До темноты самой лежал озеро неподвижно, в пустоту перед собой глядя. Казалось ему, что голос все зовет, никак не пробьется, все имя шепчет, сочувственно что-то бормочет в самое ухо. Но слов не разобрать, да и наяву ли это? Не заметил озеро, как голос из слов отдельных колыбельную сплел, убаюкал. Забылся сном легким, нервным юноша водный, расплескал по постели волосы длинные, сам раскинулся, веки смежив.
Замерз царевич, озяб. Холод от мрамора под ним вверх полз, по позвоночнику поднимался, по телу растекался, тепло выгрызал, прогонял. Поднялся царевич, ноги разогнул, за стену схватился. На воздух пошел медленно, спину горбя по-старчески, будто плиту тяжкую на себе волок, нес.
Громыхнуло вдалеке, молнией сверкнуло за верхушками деревьев высоких, разлапистых. Лес зашумел, заворчал на грозу подступающую, недовольно загомонил на голоса разные. Потяжелел небосвод, из синего в серый оборотился, набух, нахмурился.
– Что, царевич, не спится тебе, не можется?
Иван вздрогнул, головой закрутил, не видя никого поблизости.
– На камешек посмотри, на ивушку, – смеется собеседник невидимый.
Вгляделся Иоанн, прищурился – и впрямь на валуне большом, под ветвями плакучими примостился путник знакомый в балахоне сером, пропыленном. Коса седая концом в воду свесилась, подол там же стелется. Царевич кольцо крутнул на палец вздетое, подошел.
– Ночи доброй, царский сын Иоанн, – улыбнулся водник проказливо, лицо узкое змеиное осветил. – Что опять маешься?
– Не маюсь вовсе, – Иван отпирается, не знает, что теперь говорить можно, а об чем промолчать лучше. – Гроза собирается, воздухом вышел подышать свежим.
– Вона как, – водник смеется – ухмылка лисья, оскал волчий, а глаза внимательные, настороженные. – Не бойся, без тебя все знаю. Не расскажу никому, не надо Совету знать. Сами разберетесь, образумитесь. Только ты уж, Иван, определись. Готов ли гордостью поступиться, озеро привечать, коль на другого он смотрит и всегда смотреть будет.
– Разошлись же, вижу, – упрямится царевич, серчает.

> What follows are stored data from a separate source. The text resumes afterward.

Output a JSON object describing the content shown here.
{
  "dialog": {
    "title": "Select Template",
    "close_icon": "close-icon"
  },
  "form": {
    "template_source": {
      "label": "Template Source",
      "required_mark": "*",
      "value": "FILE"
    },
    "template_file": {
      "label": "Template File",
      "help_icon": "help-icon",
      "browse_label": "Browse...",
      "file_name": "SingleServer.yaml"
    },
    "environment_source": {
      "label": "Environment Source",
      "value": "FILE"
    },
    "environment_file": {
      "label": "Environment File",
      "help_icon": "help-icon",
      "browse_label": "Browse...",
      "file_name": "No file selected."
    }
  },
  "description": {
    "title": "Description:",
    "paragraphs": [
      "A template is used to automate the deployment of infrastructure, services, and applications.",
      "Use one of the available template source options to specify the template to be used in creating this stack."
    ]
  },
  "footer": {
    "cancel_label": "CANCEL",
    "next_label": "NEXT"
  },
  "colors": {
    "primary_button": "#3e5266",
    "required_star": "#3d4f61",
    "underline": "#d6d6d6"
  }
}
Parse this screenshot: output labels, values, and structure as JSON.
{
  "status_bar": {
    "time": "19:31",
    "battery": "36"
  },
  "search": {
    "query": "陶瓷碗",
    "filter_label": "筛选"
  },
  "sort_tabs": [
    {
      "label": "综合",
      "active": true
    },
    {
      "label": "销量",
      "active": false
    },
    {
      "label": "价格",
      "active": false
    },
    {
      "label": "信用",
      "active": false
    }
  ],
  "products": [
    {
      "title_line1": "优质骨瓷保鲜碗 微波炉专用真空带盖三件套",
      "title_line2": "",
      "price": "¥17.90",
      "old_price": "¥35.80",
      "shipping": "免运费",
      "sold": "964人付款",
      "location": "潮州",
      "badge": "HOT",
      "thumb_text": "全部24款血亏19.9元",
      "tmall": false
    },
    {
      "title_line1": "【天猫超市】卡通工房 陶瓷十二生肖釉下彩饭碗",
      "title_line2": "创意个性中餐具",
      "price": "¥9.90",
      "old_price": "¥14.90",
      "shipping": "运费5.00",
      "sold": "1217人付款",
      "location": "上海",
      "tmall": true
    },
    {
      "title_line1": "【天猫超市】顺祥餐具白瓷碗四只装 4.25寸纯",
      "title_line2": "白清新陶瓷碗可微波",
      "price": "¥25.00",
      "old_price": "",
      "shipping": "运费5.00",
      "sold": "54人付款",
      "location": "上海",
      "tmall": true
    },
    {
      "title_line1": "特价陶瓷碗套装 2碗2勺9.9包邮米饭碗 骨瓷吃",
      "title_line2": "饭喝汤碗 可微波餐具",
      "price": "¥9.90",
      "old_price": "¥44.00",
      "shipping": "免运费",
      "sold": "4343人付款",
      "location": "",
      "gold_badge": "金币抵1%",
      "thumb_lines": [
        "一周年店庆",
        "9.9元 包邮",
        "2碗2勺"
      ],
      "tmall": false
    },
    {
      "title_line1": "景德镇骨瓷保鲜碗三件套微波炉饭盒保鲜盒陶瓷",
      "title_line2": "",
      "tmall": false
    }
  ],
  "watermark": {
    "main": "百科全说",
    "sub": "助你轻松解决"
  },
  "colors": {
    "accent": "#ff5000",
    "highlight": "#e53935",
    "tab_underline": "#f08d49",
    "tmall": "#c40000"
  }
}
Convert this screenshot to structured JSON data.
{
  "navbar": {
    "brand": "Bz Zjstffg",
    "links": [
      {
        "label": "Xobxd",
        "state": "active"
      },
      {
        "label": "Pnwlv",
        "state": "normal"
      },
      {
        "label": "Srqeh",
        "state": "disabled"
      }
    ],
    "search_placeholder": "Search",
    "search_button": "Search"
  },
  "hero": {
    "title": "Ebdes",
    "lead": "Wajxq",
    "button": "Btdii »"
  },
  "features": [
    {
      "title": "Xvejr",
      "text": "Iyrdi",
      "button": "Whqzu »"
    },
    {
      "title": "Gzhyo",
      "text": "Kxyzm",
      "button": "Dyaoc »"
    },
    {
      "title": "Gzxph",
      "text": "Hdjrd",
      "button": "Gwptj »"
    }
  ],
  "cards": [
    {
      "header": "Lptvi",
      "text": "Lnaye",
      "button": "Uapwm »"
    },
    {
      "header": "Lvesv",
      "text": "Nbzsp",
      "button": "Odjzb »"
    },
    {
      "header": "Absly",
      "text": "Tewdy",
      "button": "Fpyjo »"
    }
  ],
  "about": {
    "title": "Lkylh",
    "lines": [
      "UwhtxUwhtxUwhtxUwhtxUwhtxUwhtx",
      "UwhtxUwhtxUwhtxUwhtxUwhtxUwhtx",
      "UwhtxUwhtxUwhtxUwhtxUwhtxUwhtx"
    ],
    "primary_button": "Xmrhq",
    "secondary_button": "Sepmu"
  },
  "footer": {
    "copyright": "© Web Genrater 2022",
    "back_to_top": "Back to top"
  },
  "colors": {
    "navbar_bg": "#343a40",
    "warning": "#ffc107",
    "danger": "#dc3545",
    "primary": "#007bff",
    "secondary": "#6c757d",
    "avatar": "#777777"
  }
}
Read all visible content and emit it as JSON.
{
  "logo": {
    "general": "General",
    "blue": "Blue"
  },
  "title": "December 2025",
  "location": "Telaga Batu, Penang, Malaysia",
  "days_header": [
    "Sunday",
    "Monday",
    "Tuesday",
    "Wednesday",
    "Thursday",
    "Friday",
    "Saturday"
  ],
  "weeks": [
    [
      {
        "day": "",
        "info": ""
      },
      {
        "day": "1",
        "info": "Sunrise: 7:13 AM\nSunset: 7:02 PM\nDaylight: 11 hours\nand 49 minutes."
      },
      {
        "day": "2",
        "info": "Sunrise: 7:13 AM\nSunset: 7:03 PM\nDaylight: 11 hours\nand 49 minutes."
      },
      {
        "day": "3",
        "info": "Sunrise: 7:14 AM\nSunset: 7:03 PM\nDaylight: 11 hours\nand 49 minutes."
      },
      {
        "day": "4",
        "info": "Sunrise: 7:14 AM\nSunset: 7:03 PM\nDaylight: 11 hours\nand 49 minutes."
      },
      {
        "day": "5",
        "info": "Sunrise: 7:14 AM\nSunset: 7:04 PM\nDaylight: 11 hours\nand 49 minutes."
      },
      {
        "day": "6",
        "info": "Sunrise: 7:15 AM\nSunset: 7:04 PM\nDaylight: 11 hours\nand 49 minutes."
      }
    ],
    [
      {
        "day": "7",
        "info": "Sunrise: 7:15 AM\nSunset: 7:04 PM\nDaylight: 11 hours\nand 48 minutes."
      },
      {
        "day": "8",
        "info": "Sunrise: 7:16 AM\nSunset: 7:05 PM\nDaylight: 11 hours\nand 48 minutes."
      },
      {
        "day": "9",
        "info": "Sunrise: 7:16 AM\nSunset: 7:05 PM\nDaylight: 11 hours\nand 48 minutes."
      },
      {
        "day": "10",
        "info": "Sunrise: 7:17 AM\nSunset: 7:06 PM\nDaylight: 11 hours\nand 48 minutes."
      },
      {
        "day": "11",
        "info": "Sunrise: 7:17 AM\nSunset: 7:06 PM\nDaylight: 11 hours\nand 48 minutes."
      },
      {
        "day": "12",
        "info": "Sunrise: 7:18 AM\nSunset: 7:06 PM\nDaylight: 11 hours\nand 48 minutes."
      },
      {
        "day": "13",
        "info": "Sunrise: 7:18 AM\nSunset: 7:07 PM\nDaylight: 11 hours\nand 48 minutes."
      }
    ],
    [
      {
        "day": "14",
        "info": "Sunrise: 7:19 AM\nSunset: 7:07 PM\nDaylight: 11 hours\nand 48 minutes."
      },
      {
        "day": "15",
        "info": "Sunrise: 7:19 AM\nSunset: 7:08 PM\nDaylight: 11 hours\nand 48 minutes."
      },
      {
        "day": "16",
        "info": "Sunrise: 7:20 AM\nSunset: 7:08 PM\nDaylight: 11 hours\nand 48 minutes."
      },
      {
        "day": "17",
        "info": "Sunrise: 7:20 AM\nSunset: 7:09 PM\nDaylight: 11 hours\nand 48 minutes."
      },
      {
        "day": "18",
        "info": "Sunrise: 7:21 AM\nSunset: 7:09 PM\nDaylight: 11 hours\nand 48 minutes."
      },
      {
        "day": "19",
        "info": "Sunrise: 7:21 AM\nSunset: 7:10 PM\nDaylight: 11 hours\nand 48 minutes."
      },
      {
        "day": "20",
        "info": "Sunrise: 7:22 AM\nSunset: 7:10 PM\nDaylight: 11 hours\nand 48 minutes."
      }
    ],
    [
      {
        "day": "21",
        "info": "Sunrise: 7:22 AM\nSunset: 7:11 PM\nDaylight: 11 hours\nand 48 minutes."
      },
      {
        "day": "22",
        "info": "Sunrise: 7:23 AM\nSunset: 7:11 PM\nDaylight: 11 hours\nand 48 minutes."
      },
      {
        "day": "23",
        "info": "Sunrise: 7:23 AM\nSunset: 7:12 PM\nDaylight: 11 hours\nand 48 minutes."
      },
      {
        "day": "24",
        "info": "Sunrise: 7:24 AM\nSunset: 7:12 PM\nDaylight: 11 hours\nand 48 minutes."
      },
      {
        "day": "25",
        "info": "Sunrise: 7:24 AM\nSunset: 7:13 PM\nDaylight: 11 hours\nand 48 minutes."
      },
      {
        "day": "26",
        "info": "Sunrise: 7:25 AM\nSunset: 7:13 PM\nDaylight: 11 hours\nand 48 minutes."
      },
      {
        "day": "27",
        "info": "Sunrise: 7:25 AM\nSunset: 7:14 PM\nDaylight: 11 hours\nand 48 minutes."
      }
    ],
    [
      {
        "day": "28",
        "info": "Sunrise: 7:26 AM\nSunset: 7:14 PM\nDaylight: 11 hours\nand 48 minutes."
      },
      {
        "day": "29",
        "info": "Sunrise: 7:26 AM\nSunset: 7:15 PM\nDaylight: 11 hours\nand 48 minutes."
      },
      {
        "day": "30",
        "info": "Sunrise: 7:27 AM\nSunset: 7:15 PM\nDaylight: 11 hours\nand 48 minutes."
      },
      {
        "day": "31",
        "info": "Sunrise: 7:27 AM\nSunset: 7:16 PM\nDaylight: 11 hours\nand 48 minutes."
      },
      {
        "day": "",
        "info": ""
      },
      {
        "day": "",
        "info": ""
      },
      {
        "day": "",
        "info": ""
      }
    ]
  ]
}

– Чай слышал поговорку – милые бранятся, только тешатся? Вот и Янис никогда от Яра не отвернется, да и тот всегда к озеру придет, стоит только пальцем поманить.
– После порки тоже?
– И после нее. Не веришь? Поспорить хочешь? Давай пари заключим, царевич: коли прав я – выполнишь одно мое желание. Коли ты прав – я твое выполню. Все честь по чести, руки пожмем, скрепим.
Опешил Иван от прыти такой, понять не может, к чему разговоры эти, к чему спор странный. На сухие пальцы длинные, за ладонь слишком узкую смотрит, все в толк взять пытается. Но чувствует за собой правоту, уверенность.
– Хорошо же, – сжал руку, скрепил спор, кольнуло в запястье Ивановом, иголка словно под кожу вошла. – Коли прав окажусь, разрешишь мне тут остаться, сколь захочу.
Птица ухнула, низко пролетела, крылом Ивана задела. Пригнулся царевич, предплечьем закрылся. А когда вновь обернулся, пустым камень стоял, серым боком из воды торчал одиноко.